Congrès des maires : quand Macron ose une comparaison avec De Gaulle

Lors du congrès des maires, Emmanuel Macron a assumé avoir été élu sans être passé par la case "maire"... tout comme le général De Gaulle.

Macron
Ludovic MARIN - AFP

Le 16, 17 et 18 novembre dernier avait lieu la 103e édition du Congrès des maires de France. Lors de son discours de clôture, Emmanuel Macron a osé se comparer au Général De Gaulle.

Ce n'était sûrement qu'une boutade au début pour essayer de détendre l'atmosphère avec des élus locaux pas forcément acquis à la cause de la politique menée par le chef de l'État depuis le début du quinquennat. On pense notamment à la fin de la taxe d'habitation pour les communes. Emmanuel Macron a donc voulu arrondir les angles.

"J'assume ne pas avoir été maire... et il se peut que De Gaulle ait eu le même défaut"

"Il se peut qu'il y ait eu des malentendus au début, des préjugés, a expliqué Emmanuel Macron lors de ce Congrès. Mais j'assume ne pas avoir été maire. C'est ainsi et je ne suis d'ailleurs pas le seul président de la 5e République à ne pas avoir été maire. J'ai compris qu'on honorait beaucoup le Général De Gaulle ces derniers temps, il se peut qu'il ait le même défaut"
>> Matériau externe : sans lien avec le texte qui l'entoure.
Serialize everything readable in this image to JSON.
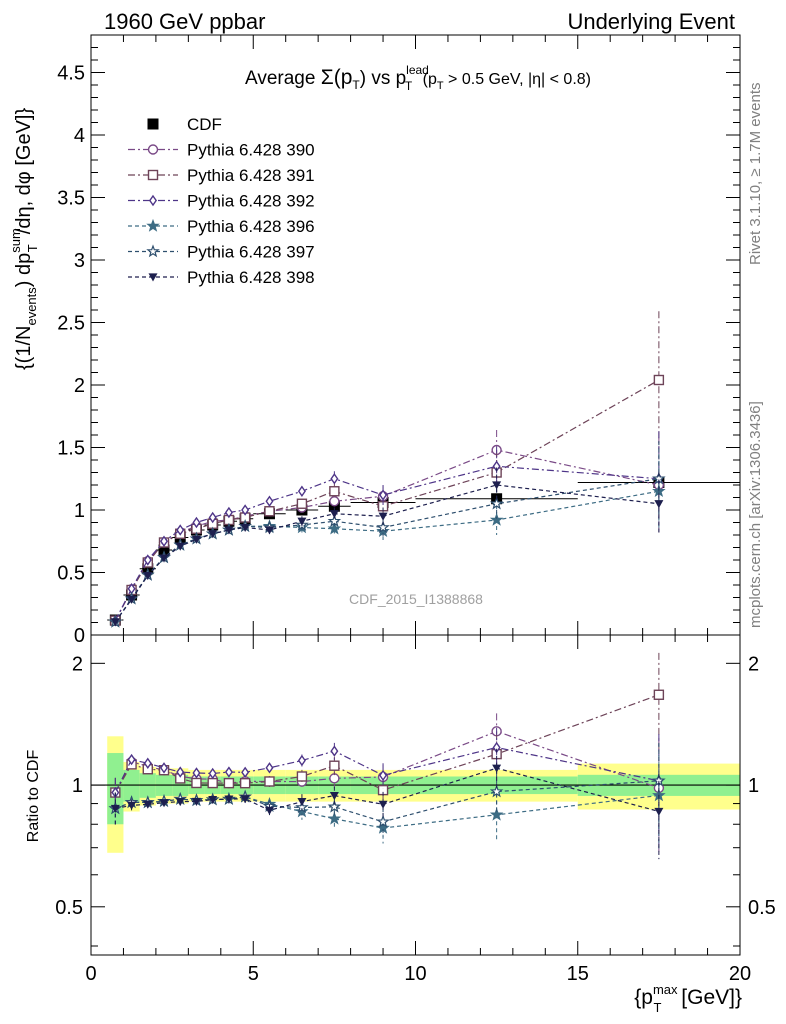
{
  "header": {
    "left": "1960 GeV ppbar",
    "right": "Underlying Event"
  },
  "side_labels": {
    "rivet": "Rivet 3.1.10, ≥ 1.7M events",
    "mcplots": "mcplots.cern.ch [arXiv:1306.3436]"
  },
  "watermark": "CDF_2015_I1388868",
  "chart_data": {
    "type": "scatter",
    "title_parts": {
      "pre": "Average ",
      "sigma": "Σ(p",
      "sub_t": "T",
      "post1": ") vs p",
      "sup_lead": "lead",
      "post2": " (p",
      "sub_t2": "T",
      "post3": " > 0.5 GeV, |η| < 0.8)"
    },
    "ylabel_parts": {
      "p1": "{(1/N",
      "sub_events": "events",
      "p2": ") dp",
      "sup_sum": "sum",
      "sub_T": "T",
      "p3": "/dη, dφ [GeV]}"
    },
    "xlabel_parts": {
      "p1": "{p",
      "sup_max": "max",
      "sub_T": "T",
      "p2": " [GeV]}"
    },
    "ratio_ylabel": "Ratio to CDF",
    "xlim": [
      0,
      20
    ],
    "ylim_main": [
      0,
      4.8
    ],
    "ylim_ratio": [
      0.38,
      2.35
    ],
    "ratio_scale": "log",
    "x_ticks": [
      "0",
      "5",
      "10",
      "15",
      "20"
    ],
    "y_ticks_main": [
      "0",
      "0.5",
      "1",
      "1.5",
      "2",
      "2.5",
      "3",
      "3.5",
      "4",
      "4.5"
    ],
    "y_ticks_ratio": [
      "0.5",
      "1",
      "2"
    ],
    "legend_position": "upper-left",
    "x": [
      0.75,
      1.25,
      1.75,
      2.25,
      2.75,
      3.25,
      3.75,
      4.25,
      4.75,
      5.5,
      6.5,
      7.5,
      9.0,
      12.5,
      17.5
    ],
    "x_halfwidth": [
      0.25,
      0.25,
      0.25,
      0.25,
      0.25,
      0.25,
      0.25,
      0.25,
      0.25,
      0.5,
      0.5,
      0.5,
      1.0,
      2.5,
      2.5
    ],
    "data": {
      "name": "CDF",
      "marker": "square-filled",
      "color": "#000000",
      "values": [
        0.12,
        0.32,
        0.53,
        0.68,
        0.78,
        0.84,
        0.88,
        0.91,
        0.93,
        0.97,
        1.0,
        1.03,
        1.06,
        1.09,
        1.22
      ],
      "band_stat": [
        0.2,
        0.09,
        0.07,
        0.06,
        0.06,
        0.05,
        0.05,
        0.05,
        0.05,
        0.05,
        0.05,
        0.05,
        0.05,
        0.05,
        0.06
      ],
      "band_total": [
        0.32,
        0.14,
        0.11,
        0.1,
        0.1,
        0.09,
        0.09,
        0.09,
        0.09,
        0.09,
        0.09,
        0.09,
        0.09,
        0.09,
        0.13
      ]
    },
    "series": [
      {
        "name": "Pythia 6.428 390",
        "marker": "circle-open",
        "color": "#7a4a87",
        "dash": "7,3,2,3",
        "values": [
          0.115,
          0.365,
          0.59,
          0.74,
          0.82,
          0.87,
          0.91,
          0.92,
          0.95,
          0.99,
          1.02,
          1.07,
          1.11,
          1.48,
          1.2
        ],
        "errors": [
          0.01,
          0.01,
          0.01,
          0.01,
          0.01,
          0.01,
          0.01,
          0.02,
          0.02,
          0.03,
          0.04,
          0.06,
          0.08,
          0.16,
          0.38
        ]
      },
      {
        "name": "Pythia 6.428 391",
        "marker": "square-open",
        "color": "#6d4358",
        "dash": "7,3,2,3",
        "values": [
          0.115,
          0.36,
          0.58,
          0.74,
          0.81,
          0.85,
          0.89,
          0.92,
          0.94,
          0.99,
          1.05,
          1.15,
          1.03,
          1.3,
          2.04
        ],
        "errors": [
          0.01,
          0.01,
          0.01,
          0.01,
          0.01,
          0.01,
          0.01,
          0.02,
          0.02,
          0.03,
          0.04,
          0.06,
          0.08,
          0.18,
          0.55
        ]
      },
      {
        "name": "Pythia 6.428 392",
        "marker": "diamond-open",
        "color": "#4e3588",
        "dash": "7,3,2,3",
        "values": [
          0.115,
          0.37,
          0.6,
          0.75,
          0.84,
          0.9,
          0.94,
          0.98,
          1.0,
          1.07,
          1.15,
          1.25,
          1.12,
          1.35,
          1.25
        ],
        "errors": [
          0.01,
          0.01,
          0.01,
          0.01,
          0.01,
          0.01,
          0.01,
          0.02,
          0.02,
          0.03,
          0.04,
          0.06,
          0.08,
          0.16,
          0.38
        ]
      },
      {
        "name": "Pythia 6.428 396",
        "marker": "star-filled",
        "color": "#3d6c84",
        "dash": "4,3",
        "values": [
          0.105,
          0.29,
          0.48,
          0.62,
          0.72,
          0.77,
          0.81,
          0.84,
          0.87,
          0.87,
          0.86,
          0.85,
          0.83,
          0.92,
          1.15
        ],
        "errors": [
          0.01,
          0.01,
          0.01,
          0.01,
          0.01,
          0.01,
          0.01,
          0.02,
          0.02,
          0.03,
          0.04,
          0.05,
          0.07,
          0.12,
          0.3
        ]
      },
      {
        "name": "Pythia 6.428 397",
        "marker": "star-open",
        "color": "#2e4f6e",
        "dash": "4,3",
        "values": [
          0.105,
          0.29,
          0.48,
          0.62,
          0.72,
          0.77,
          0.81,
          0.84,
          0.87,
          0.86,
          0.88,
          0.91,
          0.86,
          1.05,
          1.25
        ],
        "errors": [
          0.01,
          0.01,
          0.01,
          0.01,
          0.01,
          0.01,
          0.01,
          0.02,
          0.02,
          0.03,
          0.04,
          0.05,
          0.07,
          0.12,
          0.3
        ]
      },
      {
        "name": "Pythia 6.428 398",
        "marker": "triangle-down-filled",
        "color": "#1d1f4e",
        "dash": "4,3",
        "values": [
          0.105,
          0.285,
          0.475,
          0.615,
          0.71,
          0.765,
          0.81,
          0.84,
          0.86,
          0.84,
          0.91,
          0.97,
          0.95,
          1.2,
          1.05
        ],
        "errors": [
          0.01,
          0.01,
          0.01,
          0.01,
          0.01,
          0.01,
          0.01,
          0.02,
          0.02,
          0.03,
          0.04,
          0.05,
          0.07,
          0.14,
          0.25
        ]
      }
    ]
  }
}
Les élus ont rigolé puis applaudi mais, au début, il y avait de l'étonnement voire de la stupéfaction. Sur les réseaux sociaux, on ne goûte pas trop l'humour d'Emmanuel Macron. Certains internautes évoquent une boutade de mauvais goût. Un autre explique qu'avant d'être président de la République, le Général De Gaulle n'était effectivement pas maire mais il a juste sauver l'honneur de la France et libérer le pays de l'occupant nazi.

"Macron ? Il n'y a aucun successeur à De Gaulle"

Invité de Sud Radio ce vendredi 19 novembre, Franz-Olivier Giesbert, journaliste et auteur de "Le sursaut" aux éditions Gallimard a expliqué qu'il n'y avait pas de comparaison possible entre Macron et le Général De Gaulle. "Il n'y a aucun successeur à De Gaulle, personne ne peut se prévaloir de quoi que ce soit. Et puis Macron parle beaucoup de réformes mais avec le Général De Gaulle, ça conception de la réforme, c'était ça passe ou ça casse. Il y allait, quoi qu'il arrive. Il n'y avait pas de 'en même temps', c'était violent".